The BRFSS in 2004 had responses from 303,822 people. In total, 227,326 (75%) met the required criteria for age and state of residence. Among these, 209,903 (92%) were willing to respond to questions about HIV testing. Of these respondents, 87,120 (42%) reported having ever been tested for HIV outside of blood donations, and 28,612 (14%) reported having been tested in the 12 months prior to the survey. After taking into account sampling weights, about 17% of respondents reported that they had been tested for HIV in the prior 12 months.
As of 2004, ten states had enacted a statute requiring written informed consent prior to a patient’s undergoing HIV testing: Hawaii (which was excluded from this analysis), Maine, Maryland, Massachusetts, Michigan, Nebraska, New York, Pennsylvania, Rhode Island, and Wisconsin. According to the 1998 and 2004 compilations of HIV-related state statutes published by Law & Sexuality
, none of the statutes relating to written informed consent changed between 1998 and 2004.19,20
In bivariate analysis, women who were aged 18–24 years; described themselves as black, Asian, multiracial, or of Hispanic ethnicity; had a lower education; had a lower income; were without health-insurance coverage; were not in a committed relationship; and had at least one risk factor for HIV were relatively more likely to report being tested for HIV in the 12 months prior to the survey. States were also ranked according to the prevalence of AIDS per capita. The sample was then split into two groups (high and low AIDS prevalence per capita). Respondents living in states with a higher prevalence of AIDS per capita were more likely to report a recent HIV test than respondents living in states with a lower prevalence of AIDS per capita (18.3% vs 12.5%, respectively).
Overall, respondents living in a state with a statute requiring written informed consent were slightly less likely to report a recent HIV test than respondents living in states with no such statute (16.3% vs 16.8%, respectively). While this finding was not significantly different from no association in unadjusted analysis (OR=0.96; p=0.081, 95%CI=0.91, 1.10; ), its significance increases with adjusted analysis. Incorporating all of the individual- and state-level covariates into the model leads to a firmer inverse association between the presence of state-mandated written consent and the likelihood of an individual’s reporting an HIV test in the prior 12 months (OR=0.85; p<0.001, 95% CI=0.80, 0.90).
The average marginal effect—the average of the discrete change for the full sample—was also estimated for residing in a state with a statute requiring written informed consent compared to residing in a state without such a statute. The average partial effect was −0.02 (p<0.001, 95% CI= −0.03, −0.01)—that is, the probability that an individual reports having had a recent HIV test will be 2 percentage points lower in states with a statute requiring written informed consent than in states without such a statute. If the baseline percentage (or probability) of individuals reporting no recent HIV testing is 16.8% in states without a written informed-consent statute, then written informed-consent statutes are associated with an 11.9% reduction in HIV testing, based on the estimated average marginal effects.

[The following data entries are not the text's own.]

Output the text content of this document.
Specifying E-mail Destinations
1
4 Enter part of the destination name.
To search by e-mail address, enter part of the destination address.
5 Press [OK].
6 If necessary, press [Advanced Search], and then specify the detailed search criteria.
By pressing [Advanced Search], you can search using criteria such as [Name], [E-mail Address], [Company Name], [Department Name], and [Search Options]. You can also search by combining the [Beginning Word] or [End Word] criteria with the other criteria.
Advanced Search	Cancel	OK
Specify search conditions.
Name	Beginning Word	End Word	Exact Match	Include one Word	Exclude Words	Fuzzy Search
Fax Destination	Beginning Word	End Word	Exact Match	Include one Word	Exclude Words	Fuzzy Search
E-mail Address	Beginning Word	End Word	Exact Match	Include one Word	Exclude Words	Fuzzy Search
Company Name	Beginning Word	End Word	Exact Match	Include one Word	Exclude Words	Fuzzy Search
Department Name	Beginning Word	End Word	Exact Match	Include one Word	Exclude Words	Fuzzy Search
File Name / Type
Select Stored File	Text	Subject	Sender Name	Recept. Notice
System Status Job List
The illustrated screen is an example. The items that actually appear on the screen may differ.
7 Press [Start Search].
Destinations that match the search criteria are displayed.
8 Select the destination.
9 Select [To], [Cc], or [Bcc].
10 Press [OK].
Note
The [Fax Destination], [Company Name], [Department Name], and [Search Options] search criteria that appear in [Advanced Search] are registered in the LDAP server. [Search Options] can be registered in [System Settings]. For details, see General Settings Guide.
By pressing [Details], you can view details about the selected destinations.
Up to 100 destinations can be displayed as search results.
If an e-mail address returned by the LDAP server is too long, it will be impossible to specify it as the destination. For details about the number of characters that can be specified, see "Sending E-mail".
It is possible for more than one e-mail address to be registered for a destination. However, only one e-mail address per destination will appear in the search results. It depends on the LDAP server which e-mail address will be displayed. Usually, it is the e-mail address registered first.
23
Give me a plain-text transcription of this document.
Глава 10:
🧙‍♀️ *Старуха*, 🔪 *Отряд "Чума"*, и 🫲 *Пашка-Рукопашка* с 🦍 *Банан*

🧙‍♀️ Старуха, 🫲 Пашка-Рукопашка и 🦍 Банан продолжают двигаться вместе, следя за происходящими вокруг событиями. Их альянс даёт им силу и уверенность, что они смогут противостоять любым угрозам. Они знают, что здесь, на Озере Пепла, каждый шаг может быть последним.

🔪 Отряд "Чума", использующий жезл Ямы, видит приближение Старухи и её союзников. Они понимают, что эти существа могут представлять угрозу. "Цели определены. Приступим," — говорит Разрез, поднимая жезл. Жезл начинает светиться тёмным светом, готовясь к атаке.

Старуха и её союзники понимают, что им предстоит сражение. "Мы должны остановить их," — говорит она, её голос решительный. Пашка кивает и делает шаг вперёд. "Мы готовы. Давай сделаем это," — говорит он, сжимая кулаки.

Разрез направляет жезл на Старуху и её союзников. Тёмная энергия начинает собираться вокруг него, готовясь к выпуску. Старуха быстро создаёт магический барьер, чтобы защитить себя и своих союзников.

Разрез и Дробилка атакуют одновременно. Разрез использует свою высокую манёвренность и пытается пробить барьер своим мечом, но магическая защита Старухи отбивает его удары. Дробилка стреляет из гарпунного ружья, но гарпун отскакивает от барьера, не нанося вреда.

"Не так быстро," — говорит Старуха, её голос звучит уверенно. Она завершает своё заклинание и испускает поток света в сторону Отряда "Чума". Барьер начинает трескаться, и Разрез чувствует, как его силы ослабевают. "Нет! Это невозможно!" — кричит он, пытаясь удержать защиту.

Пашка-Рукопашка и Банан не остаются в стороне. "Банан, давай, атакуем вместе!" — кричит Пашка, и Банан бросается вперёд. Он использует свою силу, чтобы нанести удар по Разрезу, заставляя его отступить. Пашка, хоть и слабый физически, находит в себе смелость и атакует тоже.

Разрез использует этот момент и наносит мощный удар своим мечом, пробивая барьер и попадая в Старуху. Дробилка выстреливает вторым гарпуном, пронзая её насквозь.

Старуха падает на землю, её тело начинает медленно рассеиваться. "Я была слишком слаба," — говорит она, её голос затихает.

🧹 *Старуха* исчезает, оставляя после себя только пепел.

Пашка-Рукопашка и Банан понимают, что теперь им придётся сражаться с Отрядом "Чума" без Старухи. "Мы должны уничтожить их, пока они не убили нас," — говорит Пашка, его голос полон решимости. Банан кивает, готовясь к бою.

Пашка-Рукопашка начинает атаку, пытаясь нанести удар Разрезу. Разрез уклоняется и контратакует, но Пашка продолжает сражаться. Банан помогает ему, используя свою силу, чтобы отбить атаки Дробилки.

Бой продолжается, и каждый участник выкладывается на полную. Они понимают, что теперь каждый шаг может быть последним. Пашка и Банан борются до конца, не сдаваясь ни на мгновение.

The association between written informed-consent requirements and testing differed according to the respondent’s self-reported HIV risk factors, race/ethnicity, and educational attainment (p-values for interaction=<0.001). Those living in a state with a requirement for written informed consent were significantly more likely to report a recent HIV test if they self-reported having an HIV risk factor compared to those who did not report such risk factors. Living in a state with a requirement for written informed consent was also associated with significantly lower rates of testing among respondents who were non-Hispanic white (OR=0.77; 95% CI=0.71, 0.82) or Asian (OR=0.73, 95% CI=0.53, 0.99) but not among respondents who were non-Hispanic black (OR=0.99; 95% CI=0.86, 1.14) or Hispanic (OR=1.14; 95% CI=0.94, 1.40). Similarly, the association between living in a state with a requirement for written informed consent and lack of testing varied according to a respondent’s level of education: The effect of a requirement for written informed consent was greater among respondents with higher levels of educational attainment (OR=0.79; 95% CI=0.72, 0.88 among college/technical school graduates) than respondents with lower levels of educational attainment (OR=1.06; 95% CI=0.86, 1.31 among non–high school graduates).
The results from the sensitivity analysis were similar. When states requiring written informed consent in more restricted medical settings were added to the group of states requiring written informed consent in all settings, the association remained negative between the presence of state-mandated written informed consent and the likelihood of an individual’s reporting an HIV test in the prior 12 months (OR=0.87; p<0.001, 95% CI=0.82, 0.92).
Finally, the analyses were also conducted including data for Washington DC (which was excluded because data were not available on federal funding for HIV prevention). Including these additional 2979 respondents in the analyses did not change the main results.